A lot of our time together as a family involved getting outside and into nature and I have the most wonderful memories of these experiences; collecting shells from the beach and accidentally taking home a tiny crab which I tried to keep alive in the bath; pulling up in the car somewhere that always ‘had to have a view’ in order to eat our sandwiches; building dams out of fallen branches and stones to hop across rivers; devising a book which would contain pressed leaves which would help the world with identification; trying to rescue dead jellyfish stranded on the beach; spending hours staring into the large pond in my parents garden, hunting for newts and dragonfly larvae…to us, the outside world was one big playground and the games were made through imagination.
One of my most prized possessions when I was young was a Michelin ‘Eye Spy’ Nature book; a little spotters guide and checklist. I poured over the photographs, only dreaming what it would be like to spot a fox, tick off a stag beetle from my list or figure out which cloud I was looking at. I loved animals and was fascinated with the sea; its vastness and the activity beneath the waves left me totally enchanted and all of this wonderment came through the trips we took as a family and the books my parents kept in the house. I couldn’t imagine actually seeing any of these natural wonders with my own eyes.

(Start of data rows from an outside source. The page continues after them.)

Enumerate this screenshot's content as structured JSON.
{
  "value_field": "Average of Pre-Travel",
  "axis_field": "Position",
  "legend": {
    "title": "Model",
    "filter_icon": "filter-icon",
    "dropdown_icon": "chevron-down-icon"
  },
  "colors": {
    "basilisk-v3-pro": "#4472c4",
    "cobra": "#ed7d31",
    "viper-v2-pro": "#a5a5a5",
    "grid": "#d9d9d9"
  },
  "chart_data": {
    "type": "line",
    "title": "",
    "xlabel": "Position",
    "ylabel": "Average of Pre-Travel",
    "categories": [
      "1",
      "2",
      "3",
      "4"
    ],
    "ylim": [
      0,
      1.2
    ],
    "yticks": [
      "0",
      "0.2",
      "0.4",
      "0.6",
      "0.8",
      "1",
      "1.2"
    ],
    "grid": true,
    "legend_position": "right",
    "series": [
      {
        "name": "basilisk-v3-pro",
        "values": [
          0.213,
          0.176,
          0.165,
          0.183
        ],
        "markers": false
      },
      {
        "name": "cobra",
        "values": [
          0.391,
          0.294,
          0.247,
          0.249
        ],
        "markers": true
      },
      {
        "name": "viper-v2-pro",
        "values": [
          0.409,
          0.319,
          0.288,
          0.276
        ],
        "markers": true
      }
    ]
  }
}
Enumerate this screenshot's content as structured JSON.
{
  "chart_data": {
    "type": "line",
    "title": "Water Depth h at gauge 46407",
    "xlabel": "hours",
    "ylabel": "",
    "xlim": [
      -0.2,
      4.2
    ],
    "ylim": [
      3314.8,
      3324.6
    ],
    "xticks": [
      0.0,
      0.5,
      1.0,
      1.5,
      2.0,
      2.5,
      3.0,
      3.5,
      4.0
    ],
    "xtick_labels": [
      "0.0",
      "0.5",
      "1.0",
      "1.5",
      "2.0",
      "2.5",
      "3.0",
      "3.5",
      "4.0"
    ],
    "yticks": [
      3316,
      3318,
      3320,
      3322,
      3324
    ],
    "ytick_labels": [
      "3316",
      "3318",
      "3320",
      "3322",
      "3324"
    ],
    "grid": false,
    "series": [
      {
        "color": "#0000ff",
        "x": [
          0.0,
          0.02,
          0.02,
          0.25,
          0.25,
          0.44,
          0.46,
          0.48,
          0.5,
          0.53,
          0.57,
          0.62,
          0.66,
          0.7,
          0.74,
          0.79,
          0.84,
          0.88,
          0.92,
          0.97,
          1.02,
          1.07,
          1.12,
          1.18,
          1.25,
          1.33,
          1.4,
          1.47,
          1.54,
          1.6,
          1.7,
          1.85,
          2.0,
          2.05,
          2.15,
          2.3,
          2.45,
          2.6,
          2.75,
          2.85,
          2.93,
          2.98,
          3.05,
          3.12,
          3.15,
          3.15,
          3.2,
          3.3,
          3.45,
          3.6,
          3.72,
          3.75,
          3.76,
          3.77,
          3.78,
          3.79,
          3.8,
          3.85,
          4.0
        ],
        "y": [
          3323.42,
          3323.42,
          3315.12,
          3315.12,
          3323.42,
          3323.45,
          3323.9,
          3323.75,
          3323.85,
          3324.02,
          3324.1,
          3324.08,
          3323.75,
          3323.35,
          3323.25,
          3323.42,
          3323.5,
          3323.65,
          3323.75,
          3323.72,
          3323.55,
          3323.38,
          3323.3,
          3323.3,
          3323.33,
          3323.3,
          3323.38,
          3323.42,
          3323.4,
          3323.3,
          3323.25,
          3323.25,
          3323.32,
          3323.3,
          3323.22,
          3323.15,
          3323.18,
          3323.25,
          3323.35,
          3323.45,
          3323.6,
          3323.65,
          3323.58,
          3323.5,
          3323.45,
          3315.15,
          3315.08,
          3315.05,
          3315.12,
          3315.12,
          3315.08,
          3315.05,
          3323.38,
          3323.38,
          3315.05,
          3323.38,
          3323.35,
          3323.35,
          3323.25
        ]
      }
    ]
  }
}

This excitement over the natural world has stayed with me and has influenced my life in so many ways. My love of the sea led me to study Marine Science and take up diving. My love of animals saw me work a zoo keeper for years and take an interest in education. And the realisation that it was wildlife that truly enthralled me led me to trying to educate through words and communication. Although these days I could tick off a large majority of the things in my little Eye Spy book and I have seen things I never thought I would, my tick list has simply gotten longer as I have gotten older and that little girl, getting over excited at the sight of any wildlife, is definitely still in there (except these days her hands are firmly placed around a camera instead of a round the pages of a tiny guide). The things we did as children also help our family retain our bond; we still stare into that same pond counting newts, my brothers were told off only a few years ago in Spain for creating a dam on a beach and clambering up rocks is just a standard day out for us all.
The truth is many children simply don’t get outside enough to experience the natural world as much as they should these days and are often given technology as a substitute. But I implore parents to get their kids outside as often as possible, because when I think of my childhood it’s not the toys I remember, but the day my brother and I swung bags filled with water at each other in the sea, the shells my mother and I found and tried to imagine the creatures that once lived in them and the fossils our family spotted together in the rocks at Lyme Regis. These are the moments that inspire children and shape them into the adults who could be the difference between harming our world and saving it.